I've been looking back on my TTC blog I had the first time I was trying for a child. I was so focused on losing weight afterward that I lost 20 pounds between my miscarriage and finding out I was pregnant again four months later. That's what I'm aiming for - losing weight again. Granted I still cannot seem to find the strength in me to start, but I will dig it up. I got a recipe book from the biggest loser and it has a few meals I'm willing to try out in there. It sucks to start over, but I know I need to do this for me. So for the next few months my discussions might be focused more on weight loss since my DH will be out on a submarine until December, when we will start to TTC again.
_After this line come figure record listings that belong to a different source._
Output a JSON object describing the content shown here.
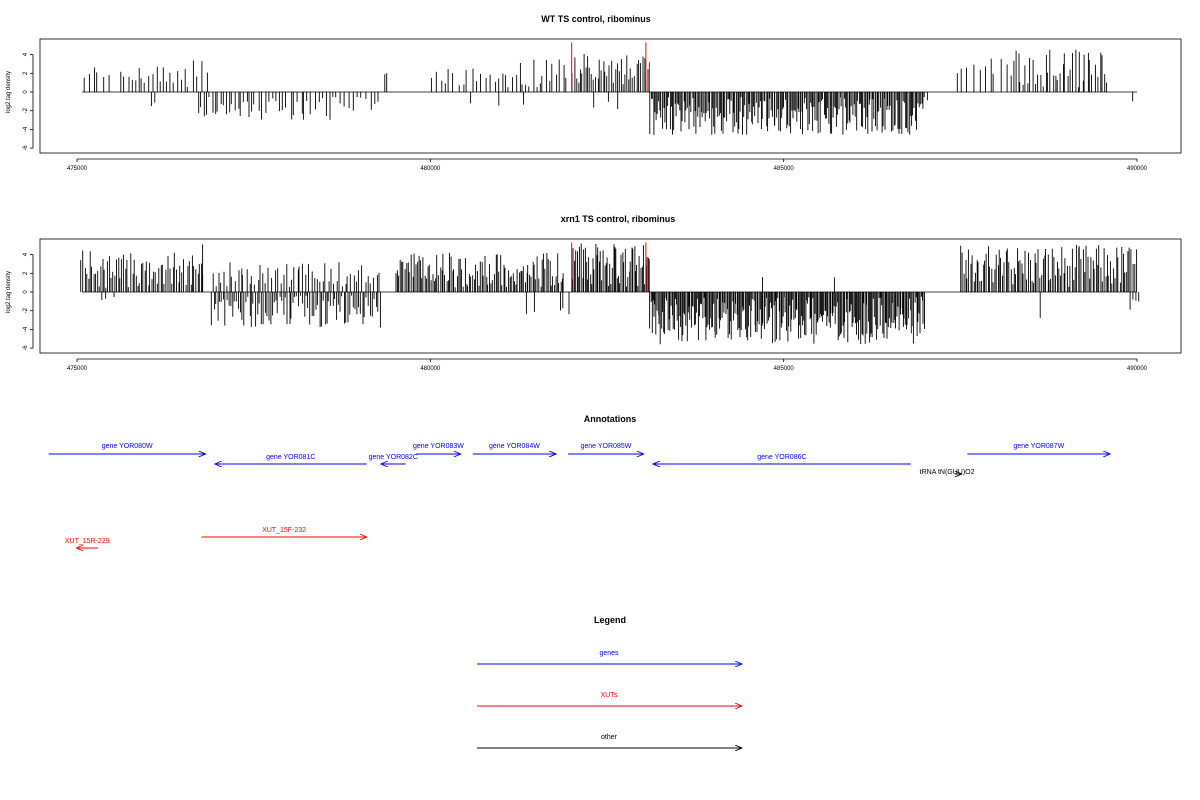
{
  "chart_data": [
    {
      "type": "bar",
      "title": "WT TS control, ribominus",
      "xlabel": "",
      "ylabel": "log2 tag density",
      "xlim": [
        475000,
        490000
      ],
      "ylim": [
        -6,
        5.5
      ],
      "xticks": [
        475000,
        480000,
        485000,
        490000
      ],
      "yticks": [
        -6,
        -4,
        -2,
        0,
        2,
        4
      ],
      "baseline_range": [
        475000,
        490000
      ],
      "highlight_color": "#ff0000",
      "highlights": [
        {
          "x": 482000,
          "y": 5.3
        },
        {
          "x": 483050,
          "y": 5.3
        },
        {
          "x": 483100,
          "y": 3.2
        }
      ],
      "segments": [
        {
          "from": 475050,
          "to": 475500,
          "count": 6,
          "min": 1.0,
          "max": 3.2
        },
        {
          "from": 475600,
          "to": 476600,
          "count": 20,
          "min": 0.5,
          "max": 2.8
        },
        {
          "from": 476000,
          "to": 476200,
          "count": 2,
          "min": -1.5,
          "max": -1.0
        },
        {
          "from": 476700,
          "to": 477500,
          "count": 20,
          "min": -2.8,
          "max": -0.5
        },
        {
          "from": 476600,
          "to": 476900,
          "count": 4,
          "min": 1.5,
          "max": 3.8
        },
        {
          "from": 477500,
          "to": 478600,
          "count": 22,
          "min": -3.0,
          "max": -0.5
        },
        {
          "from": 478600,
          "to": 479300,
          "count": 12,
          "min": -2.5,
          "max": -0.5
        },
        {
          "from": 479300,
          "to": 479450,
          "count": 2,
          "min": 1.5,
          "max": 2.2
        },
        {
          "from": 480000,
          "to": 481000,
          "count": 16,
          "min": 0.5,
          "max": 2.5
        },
        {
          "from": 480500,
          "to": 481400,
          "count": 3,
          "min": -1.5,
          "max": -1.0
        },
        {
          "from": 481000,
          "to": 481950,
          "count": 20,
          "min": 0.5,
          "max": 3.5
        },
        {
          "from": 482000,
          "to": 483100,
          "count": 40,
          "min": 0.8,
          "max": 4.2
        },
        {
          "from": 482300,
          "to": 482700,
          "count": 3,
          "min": -2.0,
          "max": -1.0
        },
        {
          "from": 483100,
          "to": 487000,
          "count": 220,
          "min": -4.6,
          "max": -0.5
        },
        {
          "from": 487000,
          "to": 487050,
          "count": 1,
          "min": -1.0,
          "max": -0.8
        },
        {
          "from": 487400,
          "to": 488200,
          "count": 10,
          "min": 1.0,
          "max": 3.8
        },
        {
          "from": 488200,
          "to": 489600,
          "count": 40,
          "min": 0.5,
          "max": 4.6
        },
        {
          "from": 489850,
          "to": 490000,
          "count": 1,
          "min": -1.0,
          "max": -0.9
        }
      ]
    },
    {
      "type": "bar",
      "title": "xrn1 TS control, ribominus",
      "xlabel": "",
      "ylabel": "log2 tag density",
      "xlim": [
        475000,
        490000
      ],
      "ylim": [
        -6,
        5.5
      ],
      "xticks": [
        475000,
        480000,
        485000,
        490000
      ],
      "yticks": [
        -6,
        -4,
        -2,
        0,
        2,
        4
      ],
      "baseline_range": [
        475000,
        490000
      ],
      "highlight_color": "#ff0000",
      "highlights": [
        {
          "x": 482000,
          "y": 5.3
        },
        {
          "x": 483050,
          "y": 5.3
        },
        {
          "x": 483100,
          "y": 3.5
        }
      ],
      "segments": [
        {
          "from": 475050,
          "to": 476800,
          "count": 70,
          "min": 0.3,
          "max": 4.5
        },
        {
          "from": 475300,
          "to": 475600,
          "count": 3,
          "min": -1.0,
          "max": -0.5
        },
        {
          "from": 476700,
          "to": 476800,
          "count": 1,
          "min": 5.0,
          "max": 5.1
        },
        {
          "from": 476900,
          "to": 479300,
          "count": 90,
          "min": -3.8,
          "max": -0.3
        },
        {
          "from": 476900,
          "to": 479300,
          "count": 60,
          "min": 0.5,
          "max": 3.2
        },
        {
          "from": 479500,
          "to": 481900,
          "count": 110,
          "min": 0.5,
          "max": 4.2
        },
        {
          "from": 481300,
          "to": 481500,
          "count": 2,
          "min": -2.8,
          "max": -1.5
        },
        {
          "from": 482000,
          "to": 483100,
          "count": 60,
          "min": 0.5,
          "max": 5.2
        },
        {
          "from": 481800,
          "to": 482000,
          "count": 3,
          "min": -2.5,
          "max": -1.5
        },
        {
          "from": 483100,
          "to": 487000,
          "count": 260,
          "min": -5.6,
          "max": -0.5
        },
        {
          "from": 484700,
          "to": 484800,
          "count": 1,
          "min": 1.5,
          "max": 1.6
        },
        {
          "from": 485700,
          "to": 485800,
          "count": 1,
          "min": 1.5,
          "max": 1.6
        },
        {
          "from": 487500,
          "to": 490000,
          "count": 110,
          "min": 0.5,
          "max": 5.1
        },
        {
          "from": 488600,
          "to": 488700,
          "count": 1,
          "min": -2.8,
          "max": -2.7
        },
        {
          "from": 489900,
          "to": 490050,
          "count": 4,
          "min": -2.0,
          "max": -0.5
        }
      ]
    }
  ],
  "annotations": {
    "title": "Annotations",
    "genes_color": "#0000ff",
    "xuts_color": "#ff0000",
    "other_color": "#000000",
    "items": [
      {
        "label": "gene YOR080W",
        "category": "gene",
        "from": 474600,
        "to": 476820,
        "row": 0
      },
      {
        "label": "gene YOR081C",
        "category": "gene",
        "from": 479100,
        "to": 476950,
        "row": 1
      },
      {
        "label": "gene YOR082C",
        "category": "gene",
        "from": 479650,
        "to": 479300,
        "row": 1
      },
      {
        "label": "gene YOR083W",
        "category": "gene",
        "from": 479800,
        "to": 480430,
        "row": 0
      },
      {
        "label": "gene YOR084W",
        "category": "gene",
        "from": 480600,
        "to": 481780,
        "row": 0
      },
      {
        "label": "gene YOR085W",
        "category": "gene",
        "from": 481950,
        "to": 483020,
        "row": 0
      },
      {
        "label": "gene YOR086C",
        "category": "gene",
        "from": 486800,
        "to": 483150,
        "row": 1
      },
      {
        "label": "tRNA tN(GUU)O2",
        "category": "other",
        "from": 487420,
        "to": 487520,
        "row": 2
      },
      {
        "label": "gene YOR087W",
        "category": "gene",
        "from": 487600,
        "to": 489620,
        "row": 0
      },
      {
        "label": "XUT_15R-229",
        "category": "xut",
        "from": 475300,
        "to": 474990,
        "row": 3
      },
      {
        "label": "XUT_15F-232",
        "category": "xut",
        "from": 476760,
        "to": 479100,
        "row": 4
      }
    ]
  },
  "legend": {
    "title": "Legend",
    "entries": [
      {
        "label": "genes",
        "color": "#0000ff"
      },
      {
        "label": "XUTs",
        "color": "#ff0000"
      },
      {
        "label": "other",
        "color": "#000000"
      }
    ]
  }
}
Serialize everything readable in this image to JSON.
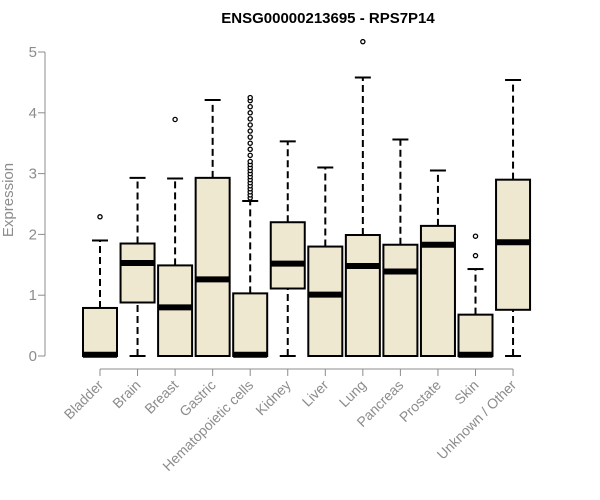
{
  "chart_data": {
    "type": "boxplot",
    "title": "ENSG00000213695 - RPS7P14",
    "xlabel": "",
    "ylabel": "Expression",
    "ylim": [
      0,
      5.1
    ],
    "yticks": [
      0,
      1,
      2,
      3,
      4,
      5
    ],
    "grid": false,
    "categories": [
      "Bladder",
      "Brain",
      "Breast",
      "Gastric",
      "Hematopoietic cells",
      "Kidney",
      "Liver",
      "Lung",
      "Pancreas",
      "Prostate",
      "Skin",
      "Unknown / Other"
    ],
    "boxes": [
      {
        "name": "Bladder",
        "min": 0,
        "q1": 0,
        "median": 0.02,
        "q3": 0.79,
        "max": 1.9,
        "outliers": [
          2.29
        ]
      },
      {
        "name": "Brain",
        "min": 0,
        "q1": 0.88,
        "median": 1.53,
        "q3": 1.85,
        "max": 2.93,
        "outliers": []
      },
      {
        "name": "Breast",
        "min": 0,
        "q1": 0,
        "median": 0.8,
        "q3": 1.49,
        "max": 2.92,
        "outliers": [
          3.89
        ]
      },
      {
        "name": "Gastric",
        "min": 0,
        "q1": 0,
        "median": 1.26,
        "q3": 2.93,
        "max": 4.21,
        "outliers": []
      },
      {
        "name": "Hematopoietic cells",
        "min": 0,
        "q1": 0,
        "median": 0.02,
        "q3": 1.03,
        "max": 2.55,
        "outliers": [
          2.6,
          2.65,
          2.7,
          2.75,
          2.8,
          2.85,
          2.9,
          2.95,
          3.0,
          3.05,
          3.1,
          3.15,
          3.2,
          3.3,
          3.4,
          3.5,
          3.6,
          3.7,
          3.8,
          3.9,
          4.0,
          4.1,
          4.2,
          4.25
        ]
      },
      {
        "name": "Kidney",
        "min": 0,
        "q1": 1.11,
        "median": 1.52,
        "q3": 2.2,
        "max": 3.53,
        "outliers": []
      },
      {
        "name": "Liver",
        "min": 0,
        "q1": 0,
        "median": 1.01,
        "q3": 1.8,
        "max": 3.1,
        "outliers": []
      },
      {
        "name": "Lung",
        "min": 0,
        "q1": 0,
        "median": 1.48,
        "q3": 1.99,
        "max": 4.58,
        "outliers": [
          5.17
        ]
      },
      {
        "name": "Pancreas",
        "min": 0,
        "q1": 0,
        "median": 1.39,
        "q3": 1.83,
        "max": 3.56,
        "outliers": []
      },
      {
        "name": "Prostate",
        "min": 0,
        "q1": 0,
        "median": 1.83,
        "q3": 2.14,
        "max": 3.05,
        "outliers": []
      },
      {
        "name": "Skin",
        "min": 0,
        "q1": 0,
        "median": 0.02,
        "q3": 0.68,
        "max": 1.43,
        "outliers": [
          1.65,
          1.97
        ]
      },
      {
        "name": "Unknown / Other",
        "min": 0,
        "q1": 0.76,
        "median": 1.87,
        "q3": 2.9,
        "max": 4.54,
        "outliers": []
      }
    ]
  }
}
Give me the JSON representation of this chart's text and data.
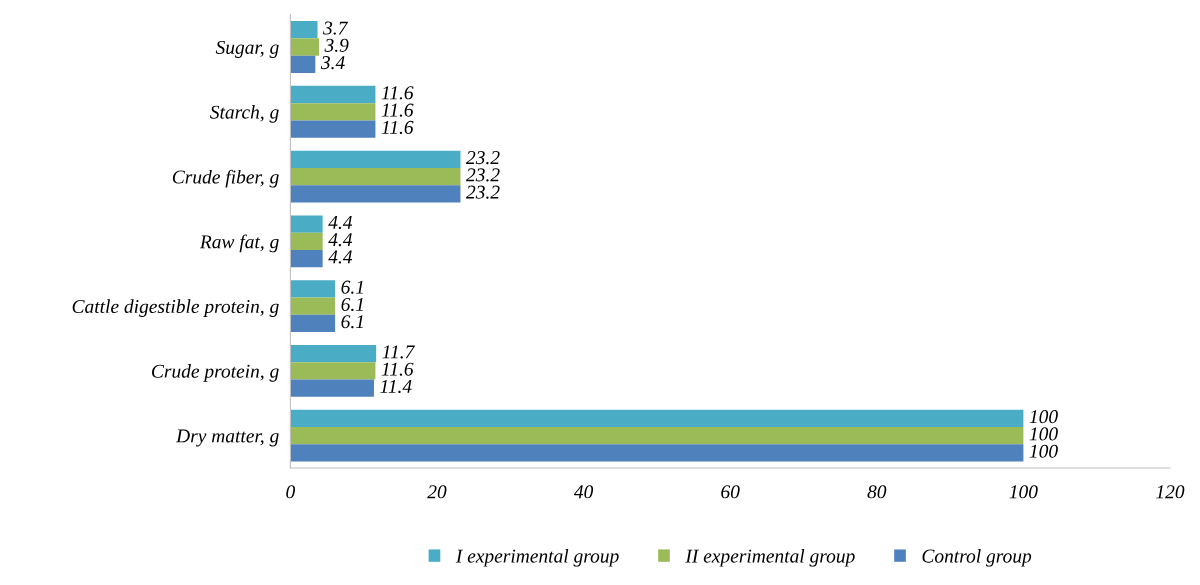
{
  "chart_data": {
    "type": "bar",
    "orientation": "horizontal",
    "categories": [
      "Sugar, g",
      "Starch, g",
      "Crude fiber, g",
      "Raw fat, g",
      "Cattle digestible protein, g",
      "Crude protein, g",
      "Dry matter, g"
    ],
    "series": [
      {
        "name": "I experimental group",
        "color": "#4bacc6",
        "values": [
          3.7,
          11.6,
          23.2,
          4.4,
          6.1,
          11.7,
          100
        ]
      },
      {
        "name": "II experimental group",
        "color": "#9bbb59",
        "values": [
          3.9,
          11.6,
          23.2,
          4.4,
          6.1,
          11.6,
          100
        ]
      },
      {
        "name": "Control group",
        "color": "#4f81bd",
        "values": [
          3.4,
          11.6,
          23.2,
          4.4,
          6.1,
          11.4,
          100
        ]
      }
    ],
    "xlim": [
      0,
      120
    ],
    "xticks": [
      0,
      20,
      40,
      60,
      80,
      100,
      120
    ],
    "data_labels": true,
    "grid": false,
    "legend": "bottom"
  }
}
Honestly though... isn't it good to focus on your health along with TTC? I do believe so. I miss how I felt when I weighed less, it's time to go back!

Tuesday, September 22, 2009

How do you heal?

It's been a day since I started bleeding heavily, since I was told my HcG level was only 167 around 4 pm. I had gotten my blood drawn prior to the ER, at 10:30 AM that morning and I found out today it was 245. What causes a miscarriage to happen so fast? How can I be pregnant one moment and not the next? I honestly think it could have been my progesterone level, considering the first few days after ovulation I had two fall back rises, but alas the ER and my ob/gyn don't believe in testing for that. I failed to mention they're both in the naval hospital. They don't believe in helping a person out 100%... anyway, I'll never know the true issue.

All the OB nurses say at this point is if I have one more miscarriage they'll transfer me to a different Navy hospital 30+ minutes away for infertility care, I assume. What kind of help is that? I can't see a specialist here because my insurance does not approve any closeby, but they won't do anything for me. I seriously don't understand why people should have to travel so far away to be seen or helped out.

It's hard dealing and coping with it - my husband can be only here so much, he's getting prepared to go out to sea soon. I know he's hurting as much as I do - this month was painful in the first place seeing as September 8th was the one year anniversary of his mother, my mother-in-law, Patsy's death. It's harsh adding another death to that list. To make it worse I'm being checked out for a follow-up September 25th, my birthday, to make sure my beta numbers are back to 0. What a shitty birthday present, I know. Hopefully I can figure a way to make my birthday better after that point, but I know it's going to be full of tears. It was the closest appointment they had and unfortunately the most convenient one, otherwise I'd be waiting a while until they had an appointment early enough for me. We deal with what we're given I guess. I just wish the pain would fade. I feel like I have no where to go anymore. I used to talk on the TTC boards I visited when we were trying, and the pregnancy boards when we found out we're pregnant.. but I really feel depressed visiting any boards lately, especially the infertility one.

"God, Give us the grace to accept with serenity
the things that cannot be changed, Courage
to change the things which should be changed,
And the wisdom to distinguish the one from the other."

Time heals all wounds... right?

Monday, September 21, 2009

Short lived

I won't be saying much, because updating every one has made me physically tired. Unfortunately my pregnancy was short-lived, today I started bleeding heavily and went into the ER. A few ultrasounds and more blood work later it was determined I'm experiencing a spontaneous miscarriage. All I can say is the pain I'm feeling due to cramping is no where near the pain I feel losing this pregnancy. Two miscarriages. It's rough. All I can do is cry and take hope knowing someday soon we'll be blessed.